HADES

 

      hades ^86^, "the region of departed spirits of the lost" (but including the blessed dead in periods preceding the ascension of Christ). It has been thought by some that the word etymologically meant "the unseen" (from a, negative, and eido, "to see"), but this derivation is questionable; a more probable derivation is from hado, signifying "all-receiving." It corresponds to "Sheol" in the OT. In the KJV of the OT and NT; it has been unhappily rendered "hell," e. g., <Ps. 16:10>; or "the grave," e. g., <Gen. 37:35>; or "the pit," <Num. 16:30,33>; in the NT the revisers have always used the rendering "hades"; in the OT, they have not been uniform in the translation, e. g. in <Isa. 14:15> "hell" (marg., "Sheol"); usually they have "Sheol" in the text and "the grave" in the margin. It never denotes the grave, nor is it the permanent region of the lost; in point of time it is, for such, intermediate between decease and the doom of Gehenna. For the condition, see <Luke 16:23-31>.
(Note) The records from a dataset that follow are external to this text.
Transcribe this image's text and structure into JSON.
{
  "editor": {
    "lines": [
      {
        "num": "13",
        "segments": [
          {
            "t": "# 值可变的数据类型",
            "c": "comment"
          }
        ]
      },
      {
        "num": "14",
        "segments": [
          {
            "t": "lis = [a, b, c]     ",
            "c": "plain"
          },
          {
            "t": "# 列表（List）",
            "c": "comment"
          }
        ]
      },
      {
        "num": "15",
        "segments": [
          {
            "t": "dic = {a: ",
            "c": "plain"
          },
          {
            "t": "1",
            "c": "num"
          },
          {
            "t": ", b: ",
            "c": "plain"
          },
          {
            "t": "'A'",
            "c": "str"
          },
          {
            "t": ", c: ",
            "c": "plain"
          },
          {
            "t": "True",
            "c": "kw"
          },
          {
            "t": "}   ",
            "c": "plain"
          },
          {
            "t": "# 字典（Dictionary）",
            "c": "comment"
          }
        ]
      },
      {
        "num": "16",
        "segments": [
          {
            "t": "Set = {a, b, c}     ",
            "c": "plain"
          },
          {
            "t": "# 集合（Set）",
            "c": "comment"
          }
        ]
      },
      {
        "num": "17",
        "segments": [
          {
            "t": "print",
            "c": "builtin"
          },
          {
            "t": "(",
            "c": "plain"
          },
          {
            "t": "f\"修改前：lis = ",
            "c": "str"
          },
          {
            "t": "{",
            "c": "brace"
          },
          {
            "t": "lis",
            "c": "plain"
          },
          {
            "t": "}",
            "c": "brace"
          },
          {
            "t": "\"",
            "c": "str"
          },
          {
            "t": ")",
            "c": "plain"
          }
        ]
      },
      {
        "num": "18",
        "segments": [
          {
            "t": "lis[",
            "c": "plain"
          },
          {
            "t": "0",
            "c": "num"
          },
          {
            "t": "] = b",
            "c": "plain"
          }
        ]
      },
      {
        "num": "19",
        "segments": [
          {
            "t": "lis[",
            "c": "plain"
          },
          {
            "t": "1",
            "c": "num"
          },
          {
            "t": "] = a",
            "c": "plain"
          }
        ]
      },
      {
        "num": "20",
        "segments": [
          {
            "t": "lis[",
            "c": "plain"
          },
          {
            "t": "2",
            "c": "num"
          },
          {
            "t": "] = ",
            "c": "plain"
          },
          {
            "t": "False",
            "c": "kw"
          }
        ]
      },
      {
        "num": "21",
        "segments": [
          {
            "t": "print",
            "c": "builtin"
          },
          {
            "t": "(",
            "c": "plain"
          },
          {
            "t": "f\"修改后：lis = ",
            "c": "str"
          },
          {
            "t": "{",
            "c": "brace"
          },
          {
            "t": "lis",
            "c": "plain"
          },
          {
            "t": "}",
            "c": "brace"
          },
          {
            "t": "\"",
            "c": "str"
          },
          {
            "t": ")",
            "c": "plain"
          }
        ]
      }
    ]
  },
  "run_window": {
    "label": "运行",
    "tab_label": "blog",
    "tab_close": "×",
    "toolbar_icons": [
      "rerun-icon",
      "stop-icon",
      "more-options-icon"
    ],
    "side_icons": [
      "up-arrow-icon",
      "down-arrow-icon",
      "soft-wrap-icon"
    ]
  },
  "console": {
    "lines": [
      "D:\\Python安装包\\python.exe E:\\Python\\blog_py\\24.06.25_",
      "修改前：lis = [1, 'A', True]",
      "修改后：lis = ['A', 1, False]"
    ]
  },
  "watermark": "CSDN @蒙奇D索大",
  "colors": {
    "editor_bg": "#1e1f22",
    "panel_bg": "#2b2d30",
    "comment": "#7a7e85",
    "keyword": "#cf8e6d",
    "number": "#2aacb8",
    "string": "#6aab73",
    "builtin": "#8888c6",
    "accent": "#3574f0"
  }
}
      The word is used four times in the Gospels, and always by the Lord, <Matt. 11:23; 16:18; Luke 10:15; 16:23>; it is used with reference to the soul of Christ, <Acts 2:27,31>; Christ declares that He has the keys of it, <Rev. 1:18>; in <Rev. 6:8> it is personified, with the signification of the temporary destiny of the doomed; it is to give up those who are therein, <20:13>, and is to be cast into the lake of fire, <v. 14>.#

      Note: In <1 Cor. 15:55> the most authentic mss. have thanatos, "death," in the 2nd part of the verse, instead of "hades," which the KJV wrongly renders "grave" ("hell," in the marg.).